Фёрстер перевел дух, но продолжал неотступно глядеть на больного. Я стоял, совершенно ошеломленный этой речью. Из неподвижных глаз Ястребцова вытекли две тяжелые, одинокие слезы и, медленно пройдя путь свой по худым щекам, скатились ему на ворот.
— Судьба! — сказал он хриплым голосом. — Вы не знаете главного, самого страшного: у меня нет судьбы.
— Говорите. Я слушаю вас.
— У меня нет судьбы. Меняю пространство. Меняюсь во времени. Но индивидуально со мной ничего не случается, кроме смены воздействий. Я не приобретаю и не теряю. Не привязываюсь. Не ищу. Не могу получить. Не вижу. Только борюсь — сам с собой.
Наступило несколько минут молчания.
— Не могу жить! — снова захрипел Ястребцов, судорожно протягивая руки. — Не могу, поймите!
— Вот что, — задумчиво произнес Фёрстер, глядя на него по-прежнему. — Вы не совсем себя знаете.

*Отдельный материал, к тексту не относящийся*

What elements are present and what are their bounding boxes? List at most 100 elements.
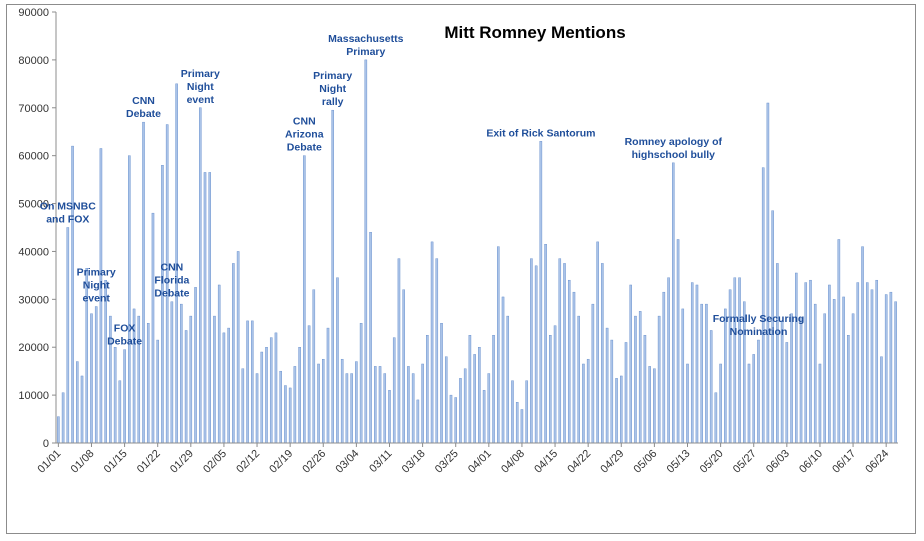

Я напомню вам. Кто после пьесы, в зале, крикнул взбунтовавшимся больным «стыдно, господа»? Это крикнули вы. Почему? Ваше восприятие откликнулось на мою напряженную волю. Итак, вы отзываетесь на всякое побуждение. И вы можете принести огромную пользу, если начнете работать в согласованном коллективе, с людьми, сильными волей, направленной к добру и порядку.
— Всюду, где люди, — беспорядок, зависть, соревнование, борьба самолюбий. Мною станет играть случай. Я беззащитен без характера.
— А коллектив детей?
— Коллектив детей!.. — невольно воскликнули мы оба, и Ястребцов и я.
— Ну, вы были бы талантливым педагогом. У детей нет злой воли. Психея их слишком слаба, чтоб влиять. Они заражают нас только естественным, честным, чистым. Будьте почаще с детьми, и я ручаюсь вам, что постепенно вы укрепите характер. Я знаю человека ясного и сильного волей: у него есть своя школа — в лесу; для очень маленьких детей. Хотите поступить к нему помощником?